Daniel Dos Santos

Personal information
- Full name: Daniel Dos Santos Correia
- Date of birth: 29 December 2002 (age 23)
- Place of birth: Covilhã, Portugal
- Height: 1.79 m (5 ft 10 in)
- Position: Midfielder

Team information
- Current team: Lugano
- Number: 27

Youth career
- Interlaken
- 2014–2021: Thun

Senior career*
- Years: Team / Apps / (Gls)
- 2021–2024: Thun / 101 / (23)
- 2024–: Lugano / 60 / (4)

International career
- 2022–2023: Switzerland U20 / 3 / (1)
- 2023–2024: Switzerland U21 / 10 / (1)

= Daniel Dos Santos (footballer) =

Swiss-Portuguese footballer

Daniel Dos Santos Correia (born 29 December 2002) is a footballer who plays as a midfielder for Swiss club FC Lugano. Born in Portugal, he represented Switzerland up to under-21 level.

==Club career==
===Thun===
Born in Covilhã in the Castelo Branco District of Portugal, Dos Santos was raised in Switzerland from the age of six months, as his father was already working in the Alpine country. He grew up in Interlaken in the Canton of Bern. He began playing for FC Interlaken before moving into the youth ranks of FC Thun when he was 11; his parents drove him 30 kilometres each way to Thun before he could take the bus or train by himself.

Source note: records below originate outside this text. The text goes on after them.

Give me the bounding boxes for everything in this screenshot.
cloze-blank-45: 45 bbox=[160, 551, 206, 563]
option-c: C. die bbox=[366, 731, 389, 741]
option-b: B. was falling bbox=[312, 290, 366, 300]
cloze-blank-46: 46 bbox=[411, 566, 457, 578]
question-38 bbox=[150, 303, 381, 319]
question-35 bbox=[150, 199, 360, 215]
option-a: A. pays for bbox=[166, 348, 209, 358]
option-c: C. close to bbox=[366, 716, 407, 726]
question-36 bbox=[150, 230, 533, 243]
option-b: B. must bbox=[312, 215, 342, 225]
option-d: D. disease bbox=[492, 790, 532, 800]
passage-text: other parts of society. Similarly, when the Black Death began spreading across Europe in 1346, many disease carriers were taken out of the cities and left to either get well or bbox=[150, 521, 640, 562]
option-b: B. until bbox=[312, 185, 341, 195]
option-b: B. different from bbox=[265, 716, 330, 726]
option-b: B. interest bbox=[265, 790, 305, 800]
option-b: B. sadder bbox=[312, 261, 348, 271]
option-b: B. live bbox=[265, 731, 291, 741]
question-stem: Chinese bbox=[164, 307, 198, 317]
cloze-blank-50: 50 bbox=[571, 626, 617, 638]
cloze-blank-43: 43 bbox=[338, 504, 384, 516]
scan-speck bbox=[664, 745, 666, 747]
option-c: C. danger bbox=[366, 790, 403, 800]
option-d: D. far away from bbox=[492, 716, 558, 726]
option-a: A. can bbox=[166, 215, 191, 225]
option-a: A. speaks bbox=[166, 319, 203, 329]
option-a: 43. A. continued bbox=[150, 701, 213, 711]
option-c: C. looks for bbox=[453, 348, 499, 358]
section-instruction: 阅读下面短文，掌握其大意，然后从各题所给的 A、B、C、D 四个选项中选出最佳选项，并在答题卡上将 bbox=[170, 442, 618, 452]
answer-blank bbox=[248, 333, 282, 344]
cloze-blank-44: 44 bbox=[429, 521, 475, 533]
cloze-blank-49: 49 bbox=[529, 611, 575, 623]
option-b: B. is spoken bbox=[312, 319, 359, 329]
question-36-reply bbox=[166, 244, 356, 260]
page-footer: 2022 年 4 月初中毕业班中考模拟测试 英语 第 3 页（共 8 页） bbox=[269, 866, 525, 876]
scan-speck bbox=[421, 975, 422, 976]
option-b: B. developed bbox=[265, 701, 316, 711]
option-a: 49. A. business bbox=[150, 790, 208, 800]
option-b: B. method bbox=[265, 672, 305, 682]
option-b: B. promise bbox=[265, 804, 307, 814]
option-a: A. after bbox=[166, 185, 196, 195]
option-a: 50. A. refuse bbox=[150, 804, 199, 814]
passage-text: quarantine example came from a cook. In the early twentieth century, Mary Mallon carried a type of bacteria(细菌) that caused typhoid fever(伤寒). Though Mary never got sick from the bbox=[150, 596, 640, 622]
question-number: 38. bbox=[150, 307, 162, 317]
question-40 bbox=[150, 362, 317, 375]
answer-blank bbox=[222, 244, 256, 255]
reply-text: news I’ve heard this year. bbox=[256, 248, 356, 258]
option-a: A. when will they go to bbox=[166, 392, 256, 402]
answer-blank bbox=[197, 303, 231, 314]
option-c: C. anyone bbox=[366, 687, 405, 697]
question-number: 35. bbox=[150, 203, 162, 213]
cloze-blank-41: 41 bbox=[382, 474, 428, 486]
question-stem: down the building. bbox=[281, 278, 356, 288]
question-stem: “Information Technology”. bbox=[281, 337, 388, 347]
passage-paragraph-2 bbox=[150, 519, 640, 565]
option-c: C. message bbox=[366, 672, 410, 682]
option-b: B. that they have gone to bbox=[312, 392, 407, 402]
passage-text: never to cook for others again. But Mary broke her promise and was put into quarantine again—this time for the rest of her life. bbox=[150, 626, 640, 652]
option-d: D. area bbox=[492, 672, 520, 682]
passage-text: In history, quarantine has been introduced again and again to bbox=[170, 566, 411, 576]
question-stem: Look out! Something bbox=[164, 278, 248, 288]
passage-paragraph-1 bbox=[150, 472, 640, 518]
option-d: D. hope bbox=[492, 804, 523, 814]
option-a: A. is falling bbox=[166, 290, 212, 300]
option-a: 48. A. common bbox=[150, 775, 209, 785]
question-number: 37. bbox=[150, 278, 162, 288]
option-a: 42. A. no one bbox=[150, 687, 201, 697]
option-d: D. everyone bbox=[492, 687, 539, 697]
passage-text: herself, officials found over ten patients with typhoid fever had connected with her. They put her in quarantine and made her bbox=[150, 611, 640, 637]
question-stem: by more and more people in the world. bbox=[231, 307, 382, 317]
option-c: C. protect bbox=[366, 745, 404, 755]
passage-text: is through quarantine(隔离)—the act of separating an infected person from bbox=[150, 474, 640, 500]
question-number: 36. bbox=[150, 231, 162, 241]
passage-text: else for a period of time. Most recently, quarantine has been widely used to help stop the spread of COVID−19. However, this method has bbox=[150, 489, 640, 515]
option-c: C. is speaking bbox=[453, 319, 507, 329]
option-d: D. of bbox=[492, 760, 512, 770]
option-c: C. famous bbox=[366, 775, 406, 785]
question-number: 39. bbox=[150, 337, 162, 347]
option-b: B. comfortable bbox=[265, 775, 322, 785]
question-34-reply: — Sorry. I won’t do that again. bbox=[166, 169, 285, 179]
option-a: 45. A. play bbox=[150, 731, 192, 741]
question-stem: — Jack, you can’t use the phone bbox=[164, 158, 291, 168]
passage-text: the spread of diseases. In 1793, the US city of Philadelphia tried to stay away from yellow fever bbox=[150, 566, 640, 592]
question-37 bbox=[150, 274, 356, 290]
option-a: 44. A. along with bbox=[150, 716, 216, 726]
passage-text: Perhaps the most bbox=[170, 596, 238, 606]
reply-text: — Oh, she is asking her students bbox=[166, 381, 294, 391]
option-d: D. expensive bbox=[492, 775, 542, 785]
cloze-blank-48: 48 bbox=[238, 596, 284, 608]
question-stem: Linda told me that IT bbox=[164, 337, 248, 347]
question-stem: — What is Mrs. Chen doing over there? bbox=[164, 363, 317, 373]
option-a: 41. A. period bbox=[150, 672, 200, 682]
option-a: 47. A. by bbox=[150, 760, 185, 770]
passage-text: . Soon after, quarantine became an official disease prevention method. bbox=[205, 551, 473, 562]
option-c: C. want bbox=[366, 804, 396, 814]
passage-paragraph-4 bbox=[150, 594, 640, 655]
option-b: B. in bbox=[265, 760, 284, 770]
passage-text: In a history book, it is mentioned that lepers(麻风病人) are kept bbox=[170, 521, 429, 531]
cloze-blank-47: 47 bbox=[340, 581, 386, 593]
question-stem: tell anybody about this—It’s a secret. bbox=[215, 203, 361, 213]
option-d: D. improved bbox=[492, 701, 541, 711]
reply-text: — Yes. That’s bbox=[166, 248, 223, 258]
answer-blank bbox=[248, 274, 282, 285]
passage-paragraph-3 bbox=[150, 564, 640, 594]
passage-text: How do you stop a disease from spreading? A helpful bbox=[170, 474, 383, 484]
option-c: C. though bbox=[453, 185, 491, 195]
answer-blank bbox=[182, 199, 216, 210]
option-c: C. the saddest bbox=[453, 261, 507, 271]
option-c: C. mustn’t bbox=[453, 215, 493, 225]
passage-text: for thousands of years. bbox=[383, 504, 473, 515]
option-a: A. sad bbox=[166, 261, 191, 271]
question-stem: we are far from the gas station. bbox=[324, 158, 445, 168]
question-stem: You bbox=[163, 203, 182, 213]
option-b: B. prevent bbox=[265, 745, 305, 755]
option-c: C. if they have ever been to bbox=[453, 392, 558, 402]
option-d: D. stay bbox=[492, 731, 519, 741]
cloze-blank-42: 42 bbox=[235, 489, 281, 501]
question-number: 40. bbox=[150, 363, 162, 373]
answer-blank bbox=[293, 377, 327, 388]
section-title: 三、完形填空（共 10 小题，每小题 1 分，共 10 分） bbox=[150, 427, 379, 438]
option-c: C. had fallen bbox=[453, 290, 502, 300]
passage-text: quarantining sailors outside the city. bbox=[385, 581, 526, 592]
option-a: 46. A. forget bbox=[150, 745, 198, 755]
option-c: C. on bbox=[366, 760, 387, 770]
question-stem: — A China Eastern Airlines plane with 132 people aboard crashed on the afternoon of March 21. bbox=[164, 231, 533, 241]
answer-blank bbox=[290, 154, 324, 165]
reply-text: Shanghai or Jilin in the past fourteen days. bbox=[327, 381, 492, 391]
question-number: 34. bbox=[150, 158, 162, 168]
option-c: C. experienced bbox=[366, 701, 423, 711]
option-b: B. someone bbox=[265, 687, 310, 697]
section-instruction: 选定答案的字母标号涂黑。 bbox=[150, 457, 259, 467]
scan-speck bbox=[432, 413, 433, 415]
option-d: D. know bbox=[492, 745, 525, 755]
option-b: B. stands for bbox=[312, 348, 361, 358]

Dos Santos made his senior debut for FC Thun on 12 February 2021 in the Swiss Challenge League. He was elected the league's Player of the Season for 2023–24, with 10 goals and 9 assists as his team finished runners-up to FC Sion. He was also chosen as the league's best player of the calendar year 2023. In May 2024, his team missed out on promotion to the Swiss Super League after losing a playoff to Grasshopper Club Zurich.

===Lugano===
In June 2024, Dos Santos signed a four-year contract at Super League club FC Lugano, for an estimated fee of 1 million Swiss francs. He scored his first goal for the club on 14 September in the second round of the Swiss Cup away to FC Rapperswil-Jona of the third-tier Swiss Promotion League, in a 3–1 win. On 3 October he netted his first European goal, coming off the bench to conclude a 3–0 home win over Helsingin Jalkapalloklubi in the league phase of the UEFA Conference League; Adrian Horn of the Berner Zeitung commented that only Dos Santos would remember the match, which drew only 932 spectators on a cold and wet evening.

==International career==
Dos Santos was called up to Portugal under-15 in 2016 but opted to represent Switzerland, the country with which he has dual nationality. He has represented his adopted nation at under-20 and under-21 level, and in 2022 Swiss online newspaper Watson listed him as a candidate for the senior team's first player from the Portuguese community. On 21 November 2023, he scored his first goal for the under-21 team, the late equaliser in a 2–2 draw with Romania in 2025 UEFA European Under-21 Championship qualification in Neuchâtel.

==Personal life==
Dos Santos is a fan of Portuguese clubs S.L. Benfica and S.C. Covilhã.